‘Formalist criticism, made to fit nicely in easy-to-read chapters in books on Modern Architecture. Note the great modernist architectural photographs published in Post war magazines never showed humans in the images. People in the buildings would muss up the picture, thus ruin the purity of the work.

Most american architects practicing now were educated in method of education codified in places like the Bauhaus. Those teachers like Gropius fled WW II, and brought their system into the American ivy league colleges, which through their influence in subsequent decades, spread it through North America. These original teacher-practitioners were social architects first, and formalists second–the work was about people. Maybe now, in hindsight we can see that it was idealized a bit too utopian for the masses, but the social program ideas were there, and those early works were built following the degradation wrought by WW I because of the idealism of these early designers.

But through the years, typological and morphological formalism was all that was left of the great heroic (original) modern movement–the social program, which drove the early works, was stripped out as the “style” became the dominant aesthetic of modern architecture, which became the style of capitalism. The functionalist instincts of the work also lost any connection to anything other than “cost” and “program”, two things which weren’t about social policy anymore, but were rather two words used to create Post War architectural works glorifying materialist pursuit of the american dream and the american way to truth and freedom, no communists allowed. Functionalism became a word synonymous with boring boxes without spirit.

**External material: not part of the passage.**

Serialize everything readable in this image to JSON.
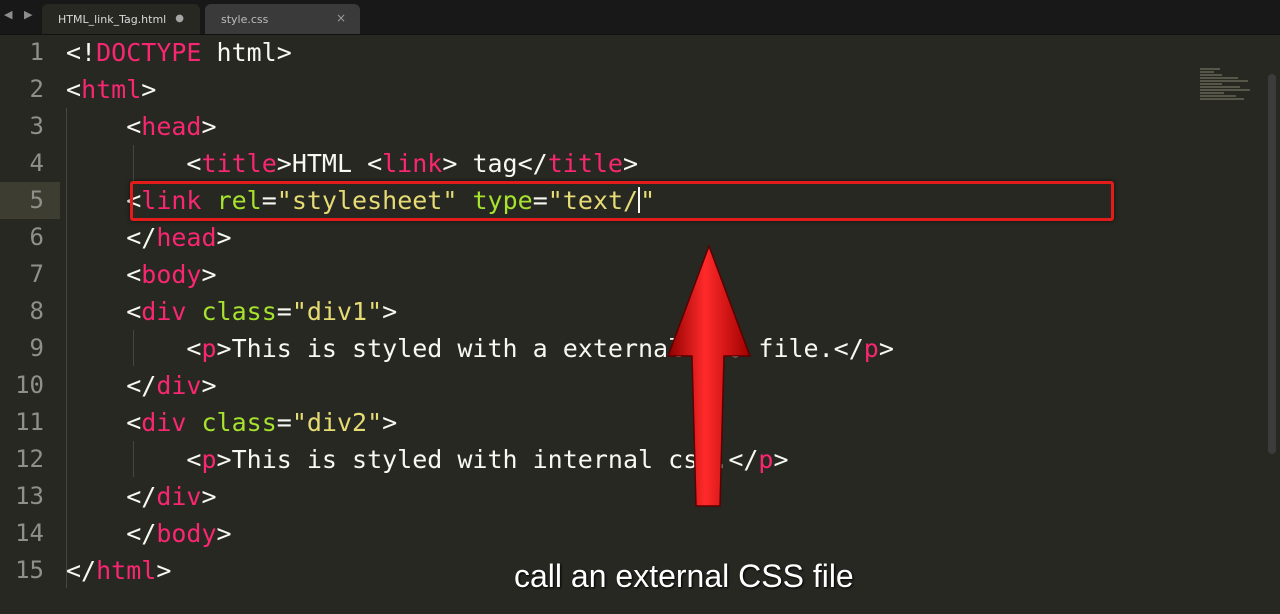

In the hands of masters, great works can be fashioned. But any good idea, like using a common urinal to make an important statement, has its context and reasoning intrinsic to its purpose, but is then always followed by poor imitations and copies that never really understood what it was copying in the first place. And those copies are made by people who just don’t get it. And a lot of these people who just don’t get it, go on to write books based on false premises. It’s easy to look at two things and say “hey, they look alike, that must means they are the same.” You can sum up the written history of 20th century modern architecture in that sentence, just further subdivide into even more specific chapters. Chapter 1: Squares. Chapter 2: Rectangles. Chapter 3: Circles. And so on.

Luckily in the last few economically troubled years, with a new younger generation looking to rebuild their own future in the mess left for them by us older folks, you see a resurgence of social program in the architectural profession, that seeks to re-inject some human spirit into the work.’